Cette «montée en gamme» est possible et nécessaire. Elle revêt même, selon le Premier ministre, un «caractère contraignant», eu égard au nombre croissant de diplômés de l’enseignement supérieur, qui représentent désormais 60% de la demande additionnelle d’emplois.
Conséquence du baby boom des années 1970-1990, 65.000 nouveaux diplômés viennent chaque année sur le marché de l’emploi. Cette «explosion» du nombre de diplômés pourrait être une chance pour la Tunisie. Le pays est de moins en moins compétitif sur les créneaux à faible contenu technologique. Et de plus en plus compétitif sur ceux utilisant l’ingénierie et fabriquant des produits à haute valeur ajoutée.
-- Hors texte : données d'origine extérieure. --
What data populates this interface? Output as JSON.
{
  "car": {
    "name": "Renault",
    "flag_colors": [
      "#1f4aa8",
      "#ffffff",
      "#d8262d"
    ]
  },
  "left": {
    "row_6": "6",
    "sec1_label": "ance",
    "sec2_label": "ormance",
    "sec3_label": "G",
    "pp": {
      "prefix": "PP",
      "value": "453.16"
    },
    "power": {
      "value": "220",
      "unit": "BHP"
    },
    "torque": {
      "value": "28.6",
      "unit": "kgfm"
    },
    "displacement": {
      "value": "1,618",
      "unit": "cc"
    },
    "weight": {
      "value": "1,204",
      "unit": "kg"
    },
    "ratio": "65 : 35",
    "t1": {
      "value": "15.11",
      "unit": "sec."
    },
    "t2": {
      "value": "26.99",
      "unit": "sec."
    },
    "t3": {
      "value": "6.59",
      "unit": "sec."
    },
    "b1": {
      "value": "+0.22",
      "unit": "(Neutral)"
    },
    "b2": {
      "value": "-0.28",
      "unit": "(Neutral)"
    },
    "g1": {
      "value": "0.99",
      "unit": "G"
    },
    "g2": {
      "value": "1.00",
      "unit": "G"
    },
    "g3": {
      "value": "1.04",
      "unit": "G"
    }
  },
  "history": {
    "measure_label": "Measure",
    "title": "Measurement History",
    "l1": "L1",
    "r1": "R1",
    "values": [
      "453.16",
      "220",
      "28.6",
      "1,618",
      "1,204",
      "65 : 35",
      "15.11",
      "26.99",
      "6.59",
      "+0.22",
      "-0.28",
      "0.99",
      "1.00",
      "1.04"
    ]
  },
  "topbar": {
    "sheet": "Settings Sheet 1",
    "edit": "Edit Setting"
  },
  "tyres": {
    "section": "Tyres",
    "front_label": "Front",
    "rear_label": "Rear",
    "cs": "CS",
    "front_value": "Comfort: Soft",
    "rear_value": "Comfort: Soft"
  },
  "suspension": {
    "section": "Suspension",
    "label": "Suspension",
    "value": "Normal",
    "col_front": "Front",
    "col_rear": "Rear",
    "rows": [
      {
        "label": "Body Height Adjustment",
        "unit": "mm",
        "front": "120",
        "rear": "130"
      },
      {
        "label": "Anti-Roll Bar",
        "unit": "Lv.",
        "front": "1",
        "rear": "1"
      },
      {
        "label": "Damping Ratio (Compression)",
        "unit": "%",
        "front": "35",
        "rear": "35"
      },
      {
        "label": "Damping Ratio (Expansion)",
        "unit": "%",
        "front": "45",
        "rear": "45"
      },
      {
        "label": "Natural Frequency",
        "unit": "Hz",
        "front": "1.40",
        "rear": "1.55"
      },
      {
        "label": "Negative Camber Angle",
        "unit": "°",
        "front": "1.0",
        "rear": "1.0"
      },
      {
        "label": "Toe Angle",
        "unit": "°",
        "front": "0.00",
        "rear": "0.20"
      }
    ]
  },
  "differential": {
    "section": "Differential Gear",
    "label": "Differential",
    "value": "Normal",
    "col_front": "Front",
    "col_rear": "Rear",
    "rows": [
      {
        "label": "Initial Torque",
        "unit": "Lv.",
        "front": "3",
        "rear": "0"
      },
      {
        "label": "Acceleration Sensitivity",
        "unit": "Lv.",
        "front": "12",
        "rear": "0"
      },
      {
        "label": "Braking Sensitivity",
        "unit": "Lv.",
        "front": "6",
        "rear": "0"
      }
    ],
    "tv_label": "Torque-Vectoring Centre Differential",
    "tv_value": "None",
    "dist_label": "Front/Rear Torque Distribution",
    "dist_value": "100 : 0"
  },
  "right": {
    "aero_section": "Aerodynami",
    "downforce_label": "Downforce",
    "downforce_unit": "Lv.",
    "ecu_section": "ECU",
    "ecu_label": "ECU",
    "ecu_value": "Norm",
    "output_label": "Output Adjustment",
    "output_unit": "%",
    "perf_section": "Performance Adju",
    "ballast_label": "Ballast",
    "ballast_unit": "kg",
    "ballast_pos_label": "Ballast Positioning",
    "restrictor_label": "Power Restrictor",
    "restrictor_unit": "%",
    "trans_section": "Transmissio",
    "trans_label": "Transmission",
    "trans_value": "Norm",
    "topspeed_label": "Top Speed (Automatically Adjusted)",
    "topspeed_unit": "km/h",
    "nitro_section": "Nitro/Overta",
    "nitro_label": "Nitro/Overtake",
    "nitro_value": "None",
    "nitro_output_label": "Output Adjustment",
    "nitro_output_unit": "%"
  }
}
C’est là, sans doute, la voie royale pour accélérer la croissance et répondre à la demande additionnelle d’emplois.

Selon M. Ghannouchi, quatre axes guideraient aujourd’hui l’action du gouvernement dans ce domaine: «1- investir dans le capital humain: qualité de la formation, maîtrise des langues étrangères, alliances avec les universités partenaires, co-diplomation, certification des compétences par des organismes indépendants… 2- développer les infrastructures technologiques connectées à toutes les zones industrielles: fibre optique, réseau Internet haut débit, pôles technologiques, 200.000 m2 de bâtiment en cours de construction pour être loués à des groupes opérant dans le cadre de l’offshoring et autres activités… 3- adapter la politique fiscale pour encourager les activités dédiées à la technologie…4- accélérer et amplifier l’intégration dans l’économie mondiale, et dans l’espace Euro-Med en particulier, avec la finalisation des négociations sur les services et l’agriculture et l’obtention du statut avancé…»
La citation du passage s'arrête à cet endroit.